AT&T’s cellular network is vulnerable to malicious hackers that ultimately hijack your data, along with 47 other cell phone carriers, allowing the hijacker to intercept information such as calls, text messages, and cellular data as discovered by some researchers from the University of Michigan. The vulnerability affects all AT&T smartphones, tablets, and computers using cellular connect cards, including Android devices and the iPhone. The vulnerability is a problem because once the data is intercepted, a malicious hacker can inject malicious data into the traffic passing between devices and ultimately leaves the user unknowingly affected.

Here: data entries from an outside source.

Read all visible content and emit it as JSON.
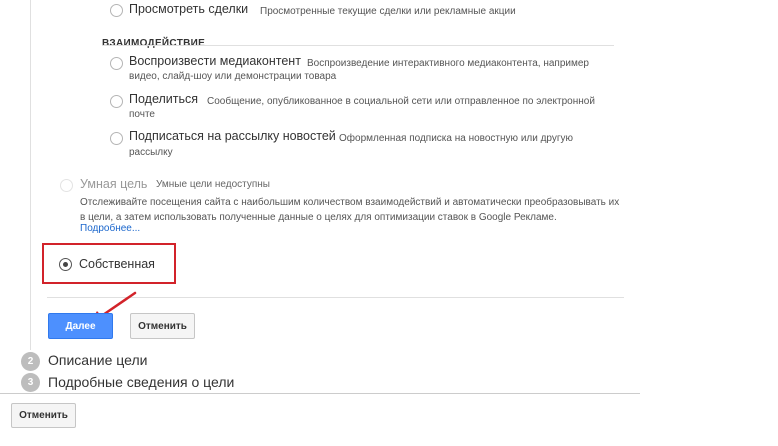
{
  "top_option": {
    "title": "Просмотреть сделки",
    "desc": "Просмотренные текущие сделки или рекламные акции"
  },
  "engagement": {
    "header": "ВЗАИМОДЕЙСТВИЕ",
    "options": [
      {
        "title": "Воспроизвести медиаконтент",
        "desc": "Воспроизведение интерактивного медиаконтента, например",
        "desc_cont": "видео, слайд-шоу или демонстрации товара"
      },
      {
        "title": "Поделиться",
        "desc": "Сообщение, опубликованное в социальной сети или отправленное по электронной",
        "desc_cont": "почте"
      },
      {
        "title": "Подписаться на рассылку новостей",
        "desc": "Оформленная подписка на новостную или другую",
        "desc_cont": "рассылку"
      }
    ]
  },
  "smart_goal": {
    "title": "Умная цель",
    "subtitle": "Умные цели недоступны",
    "desc": "Отслеживайте посещения сайта с наибольшим количеством взаимодействий и автоматически преобразовывать их в цели, а затем использовать полученные данные о целях для оптимизации ставок в Google Рекламе.",
    "more_link": "Подробнее..."
  },
  "custom_goal": {
    "label": "Собственная",
    "selected": true
  },
  "actions": {
    "next_label": "Далее",
    "cancel_label": "Отменить"
  },
  "steps": [
    {
      "number": "2",
      "label": "Описание цели"
    },
    {
      "number": "3",
      "label": "Подробные сведения о цели"
    }
  ],
  "footer": {
    "cancel_label": "Отменить"
  },
  "colors": {
    "primary": "#4d90fe",
    "highlight": "#d2232a",
    "link": "#1a66cc"
  }
}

This kind of hijacking gives the malicious hacker the ability to redirect phone users to duplicitous Web sites, which attempt to mimic those of legitimate ones to steal user login credentials and scam people out of their money. According to Ars Tecnhica, the vulnerability is caused by a firewall system that AT&T (and other carriers) implemented to attempt to keep hackers out of the cellular data. That being said, the security measure is ironically the cellular carrier’s Achilles’ heel:
The hijacking vulnerability is just another reason why users should not rely on an open, public network to do their banking, personal Facebooking, and other things that can cause detrimental damage to a person. Cellular networks are as public as unsecured Wi-Fi networks. Banking and Facebooking should be saved for your personal computer on wired or secured Wi-Fi networks such as that in your home as this will be a way of guarding yourself from this cellular hijacking.